Presiden Prabowo Subianto menegaskan budaya penggelembungan anggaran dalam segala proyek apa pun adalah bagian dari korupsi.

Muhammad Genantan Saputra
Peringatan Prabowo ke Anak Buah: Budaya Mark Up Anggaran Itu Korupsi, Rampok Uang Rakyat!
Presiden Republik Indonesia, Prabowo Subianto menghadiri acara Perayaan Natal Nasional 2024 di Indonesia Arena, Kompleks Gelora Bung Karno (GBK), Jakarta, Sabtu (28/12/2024). Dalam kesempatan itu, Presiden Prabowo Subianto mengajak umat untuk sama-sama saling bertoleransi dalam beragama. Sebelumnya, Presiden Prabowo Subianto menyampaikan selamat Natal kepada umat kristiani yang berada di seluruh Indonesia. Presiden Prabowo Subianto juga menyampaikan bahwa merayakan Natal ini sebagai bagian kehidupan kita, sebagai kepribadian kita, bahwa bangsa Indonesia adalah bangsa yang beragam, penuh perbedaan, berbhineka tapi satu tujuan, satu keinginan, yaitu keinginan kehendak untuk hidup rukun. (liputan6.com/ Herman Zakharia)

Presiden Prabowo Subianto menegaskan budaya penggelembungan anggaran dalam segala proyek apa pun adalah bagian dari korupsi. Menurutnya, hal itu sama saja merampok uang rakyat.

Hal itu disampaikan Prabowo saat pidato di acara Musrenbangnas 2024 di Gedung Bappenas, Menteng, Jakarta Pusat, Senin (30/12).

"Untuk seluruh aparat seluruh eselon, budaya mark up, budaya penggelembungan proyek dan anggaran itu adalah korupsi.
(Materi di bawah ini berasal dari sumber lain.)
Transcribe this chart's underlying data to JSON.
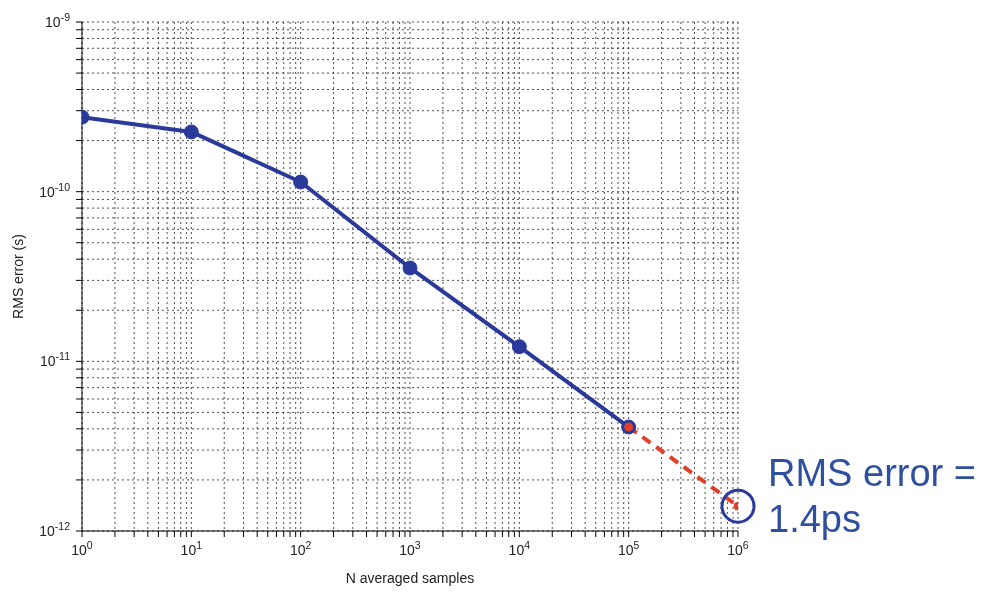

Saya ulangi penggelembungan, mark up barang atau proyek itu adalah merampok uang rakyat," kata Prabowo.

Prabowo menuturkan, seluruh proyek yang telah dianggarkan harus dilaksanakan sesuai dengan anggaran yang telah dituliskan. Jangan diakal-akali agar anggarannya lebih.

"Kalau bikin proyek yang nilainya 100 juta ya 100 juta. Bikin rumah 100 juta ya 100 juta jangan 100 juta dibilang 150 juta. Budaya ini yang harus kita kurangi saudara-saudara. Bukan kurangi maaf, harus dihilangkan," ucapnya.

Hapus Mark Up

Lebih jauh, Prabowo menegaskan, untuk menghapus budaya penggelembungan anggaran harus dilaksanakan dengan bekerjasama dengan berbagai pihak.

"Tapi rakyat harus yakin, harus bertekad bahwa kita sekarang ingin melaksanakan pembangunan nasional dengan mengurangi segala bentuk kebocoran manipulasi mark up akal-akalan dan sebagainya, dan ini membutuhkan kerjasama seluruh pihak yudikatif, legislatif, pemerintahan, aparat, semua kita harus kerjasama," pungkasnya.